Tren a las Nubes

Tren a las nubes (Argentina)

Existe un ferrocarril que cruza la cordillera de los Andes en Argentina. Es uno de los más altos del mundo, a 4.200 msnm. La ciudad de Salta se ha encargado de impulsarlo, convirtiendo el evento en una experiencia turística de alto nivel. Aunque actualmente no es posible disfrutar de los 217km de recorrido en el Tren a las Nubes, por el mantenimiento de las vías. La alternativa es un bus turístico que atraviesa la puna por carretera haciendo varias paradas hasta llegar a San Antonio de los Cobres. Donde –ahora, sí– el viajero disfrutará de una hora en el tren hasta el famoso Viaducto La Polvorilla. Lo diseñó el ingeniero norteamericano Richard Fontaine Maury en 1921 y es considerado uno de los mayores logros ferroviarios del siglo XX, comparado en ocasiones con la Torre Eiffel. Curvo y sin barandas. A 70 metros sobre el lecho del río, cerca de las nubes.

La diversión completa sin almuerzo cuesta, en temporada alta, 110€ para argentinos o 130€ para los que no lo son. Los habitantes de San Antonio de los Cobres, acostumbrados al turismo desde 1972 que fue cuando se realizó el primer viaje, intentan sacar provecho de la situación, más allá de su actividad económica tradicional, la minería y la agricultura. Algunos caminan 30 km a más de 4.000 msnm, bajo un sol abrasador y un viento frío que seca los huesos. Llegan al Viaducto la Polvorilla y esperan que los turistas bajen del tren para atacar: vender todo lo que llevan. Visten a los niños con trajes regionales y ofrecen figuritas de llamas a los turistas. “Cómprame, Señor”, ruegan lo más rápido posible. Van de un lado al otro, volando, saben que disponen de poco tiempo. Las alpacas también suben al viaducto: sus dueños las sujetan de una cuerda y ellas posan disfrazadas con los turistas que previamente han pagado por la foto.

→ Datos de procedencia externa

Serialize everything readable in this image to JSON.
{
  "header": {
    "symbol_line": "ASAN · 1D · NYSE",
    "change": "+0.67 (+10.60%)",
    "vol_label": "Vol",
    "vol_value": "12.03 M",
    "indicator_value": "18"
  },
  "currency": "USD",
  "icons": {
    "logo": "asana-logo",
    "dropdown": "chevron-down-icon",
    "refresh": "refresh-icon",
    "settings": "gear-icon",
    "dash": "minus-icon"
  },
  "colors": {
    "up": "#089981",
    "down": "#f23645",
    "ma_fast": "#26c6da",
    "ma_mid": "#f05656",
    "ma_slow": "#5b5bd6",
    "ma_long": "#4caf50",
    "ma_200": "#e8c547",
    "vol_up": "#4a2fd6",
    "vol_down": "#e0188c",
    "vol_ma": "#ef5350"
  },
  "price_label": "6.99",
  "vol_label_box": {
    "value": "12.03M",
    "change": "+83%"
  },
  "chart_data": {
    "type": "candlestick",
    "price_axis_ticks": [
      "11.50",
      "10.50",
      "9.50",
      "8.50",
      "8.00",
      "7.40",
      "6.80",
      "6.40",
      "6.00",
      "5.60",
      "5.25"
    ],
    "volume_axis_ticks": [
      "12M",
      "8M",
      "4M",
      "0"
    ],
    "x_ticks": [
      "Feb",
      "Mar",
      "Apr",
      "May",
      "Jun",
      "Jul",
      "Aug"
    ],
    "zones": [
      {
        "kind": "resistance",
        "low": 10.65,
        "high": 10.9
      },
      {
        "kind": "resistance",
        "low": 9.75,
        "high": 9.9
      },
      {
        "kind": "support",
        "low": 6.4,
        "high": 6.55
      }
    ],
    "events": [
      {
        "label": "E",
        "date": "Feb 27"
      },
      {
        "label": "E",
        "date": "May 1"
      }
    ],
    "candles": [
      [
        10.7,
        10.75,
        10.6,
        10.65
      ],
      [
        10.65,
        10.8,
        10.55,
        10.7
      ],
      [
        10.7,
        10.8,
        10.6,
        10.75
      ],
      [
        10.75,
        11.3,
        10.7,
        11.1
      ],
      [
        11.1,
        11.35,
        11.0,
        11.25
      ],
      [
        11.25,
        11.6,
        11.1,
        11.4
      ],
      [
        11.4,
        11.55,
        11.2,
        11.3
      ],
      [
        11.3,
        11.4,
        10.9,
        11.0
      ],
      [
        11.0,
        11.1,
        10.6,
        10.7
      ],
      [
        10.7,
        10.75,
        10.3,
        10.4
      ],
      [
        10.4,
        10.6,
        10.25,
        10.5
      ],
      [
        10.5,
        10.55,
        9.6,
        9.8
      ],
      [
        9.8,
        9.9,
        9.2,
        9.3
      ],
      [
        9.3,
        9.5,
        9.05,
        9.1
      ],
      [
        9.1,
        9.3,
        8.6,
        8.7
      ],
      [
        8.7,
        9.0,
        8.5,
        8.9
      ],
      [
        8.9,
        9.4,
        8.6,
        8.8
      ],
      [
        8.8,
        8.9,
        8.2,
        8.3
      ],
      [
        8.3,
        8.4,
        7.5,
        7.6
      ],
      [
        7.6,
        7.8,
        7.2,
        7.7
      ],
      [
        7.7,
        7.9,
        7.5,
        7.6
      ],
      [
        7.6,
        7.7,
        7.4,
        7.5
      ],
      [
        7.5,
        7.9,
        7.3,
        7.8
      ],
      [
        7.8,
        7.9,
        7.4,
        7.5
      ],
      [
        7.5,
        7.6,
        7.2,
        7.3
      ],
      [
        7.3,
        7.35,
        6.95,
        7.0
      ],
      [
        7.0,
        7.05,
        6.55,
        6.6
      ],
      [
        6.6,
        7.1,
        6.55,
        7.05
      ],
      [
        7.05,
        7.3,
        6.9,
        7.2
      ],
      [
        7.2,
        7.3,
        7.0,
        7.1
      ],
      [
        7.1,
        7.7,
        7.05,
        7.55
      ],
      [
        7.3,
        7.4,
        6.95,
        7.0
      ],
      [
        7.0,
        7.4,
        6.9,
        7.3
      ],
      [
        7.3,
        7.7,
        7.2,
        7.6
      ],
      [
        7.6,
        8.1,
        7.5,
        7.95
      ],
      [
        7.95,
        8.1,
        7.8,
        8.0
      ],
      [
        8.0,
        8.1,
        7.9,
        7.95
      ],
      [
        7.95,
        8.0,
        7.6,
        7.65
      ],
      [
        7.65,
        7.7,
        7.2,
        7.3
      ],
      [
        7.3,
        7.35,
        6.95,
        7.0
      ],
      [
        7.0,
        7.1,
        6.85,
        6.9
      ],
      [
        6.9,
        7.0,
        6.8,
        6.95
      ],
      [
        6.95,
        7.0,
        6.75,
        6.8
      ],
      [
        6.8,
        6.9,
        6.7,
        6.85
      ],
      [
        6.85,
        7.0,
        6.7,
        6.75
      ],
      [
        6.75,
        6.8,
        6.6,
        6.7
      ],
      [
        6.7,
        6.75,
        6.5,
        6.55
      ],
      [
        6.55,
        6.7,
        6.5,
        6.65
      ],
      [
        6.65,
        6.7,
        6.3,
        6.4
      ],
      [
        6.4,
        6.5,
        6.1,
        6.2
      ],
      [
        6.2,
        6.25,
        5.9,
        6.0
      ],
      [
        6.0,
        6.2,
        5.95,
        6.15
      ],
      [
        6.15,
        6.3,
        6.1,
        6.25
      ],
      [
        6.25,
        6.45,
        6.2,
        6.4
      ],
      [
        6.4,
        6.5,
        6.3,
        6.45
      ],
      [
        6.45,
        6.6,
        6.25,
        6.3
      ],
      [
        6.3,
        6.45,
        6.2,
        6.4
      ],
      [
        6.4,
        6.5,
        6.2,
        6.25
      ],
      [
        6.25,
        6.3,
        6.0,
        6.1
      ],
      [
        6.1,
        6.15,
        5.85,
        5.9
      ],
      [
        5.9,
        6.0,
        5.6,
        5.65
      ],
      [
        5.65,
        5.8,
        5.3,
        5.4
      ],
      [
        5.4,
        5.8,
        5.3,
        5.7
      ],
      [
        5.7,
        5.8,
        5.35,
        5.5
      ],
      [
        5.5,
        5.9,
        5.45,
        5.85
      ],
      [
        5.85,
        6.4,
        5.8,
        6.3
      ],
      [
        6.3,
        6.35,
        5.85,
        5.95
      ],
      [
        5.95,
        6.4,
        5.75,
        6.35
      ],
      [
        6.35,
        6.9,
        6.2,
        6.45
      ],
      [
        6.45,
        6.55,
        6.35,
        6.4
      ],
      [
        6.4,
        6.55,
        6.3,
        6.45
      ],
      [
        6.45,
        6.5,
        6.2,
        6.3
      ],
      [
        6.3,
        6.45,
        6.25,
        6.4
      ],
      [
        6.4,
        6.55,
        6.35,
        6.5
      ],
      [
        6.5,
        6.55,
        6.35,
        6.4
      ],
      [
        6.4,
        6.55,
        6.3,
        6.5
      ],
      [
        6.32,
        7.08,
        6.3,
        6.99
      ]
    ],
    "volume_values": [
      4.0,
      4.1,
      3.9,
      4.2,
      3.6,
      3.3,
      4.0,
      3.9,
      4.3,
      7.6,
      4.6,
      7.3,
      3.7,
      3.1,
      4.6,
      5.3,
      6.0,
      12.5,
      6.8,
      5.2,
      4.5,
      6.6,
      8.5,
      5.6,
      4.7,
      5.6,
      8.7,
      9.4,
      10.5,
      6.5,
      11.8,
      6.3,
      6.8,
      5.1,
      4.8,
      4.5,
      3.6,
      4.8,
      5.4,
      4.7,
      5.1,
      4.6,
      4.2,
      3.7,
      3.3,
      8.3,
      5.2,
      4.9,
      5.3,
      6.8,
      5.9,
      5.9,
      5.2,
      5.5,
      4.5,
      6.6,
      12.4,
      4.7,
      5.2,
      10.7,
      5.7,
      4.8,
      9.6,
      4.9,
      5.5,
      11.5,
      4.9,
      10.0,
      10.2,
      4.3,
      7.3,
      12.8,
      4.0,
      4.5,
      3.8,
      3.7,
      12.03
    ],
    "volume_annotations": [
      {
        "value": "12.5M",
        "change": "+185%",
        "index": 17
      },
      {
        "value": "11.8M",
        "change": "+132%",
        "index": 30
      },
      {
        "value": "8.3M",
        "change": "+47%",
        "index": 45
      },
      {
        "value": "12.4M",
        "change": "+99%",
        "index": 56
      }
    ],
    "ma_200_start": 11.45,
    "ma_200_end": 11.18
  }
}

El origen del nombre “Tren a las Nubes” no reside en su altura, ni en la sensación de estar surcando en el cielo. Reside en una anécdota: en la década de los sesenta dos camarógrafos tucumanos hicieron el recorrido, y justo al llegar al viaducto la máquina frenó y soltó el vapor que, a consecuencia de las bajas temperaturas, quedó flotando varios minutos en el aire, pareciéndose a una nube. De ahí el nombre.

Cuando el tren llega al viaducto, empieza el espectáculo. Una música ensordecedora de parque de atracción llena el ambiente, los pasajeros se ponen de pie y miran abajo, sintiendo el vértigo. Entonces algunos sacan los selfie stick, o directamente el móvil, e inmortalizan ese momento, el más esperado de la visita. El acto sigue con una oda a la patria, izando la bandera de Argentina al ritmo inconfundible de su himno nacional. “¡Viva la patria!”, gritan al final algunos.

El viaducto se convierte en un mercadillo en las alturas. Los vendedores enumeran sus productos para los turistas que pasean con la cartera en la mano, buscando recuerdos: jerséis, aguayos, figuritas, llaveros. Otros vuelven al tren, agotados por el mal de altura, mascando coca, quizá por primera vez. Al final, lugareños y turistas se despiden ufanos y agradecidos por el intercambio: el cultural por el económico. Un pacto legitimado que ahí queda, bien lejos, en las alturas.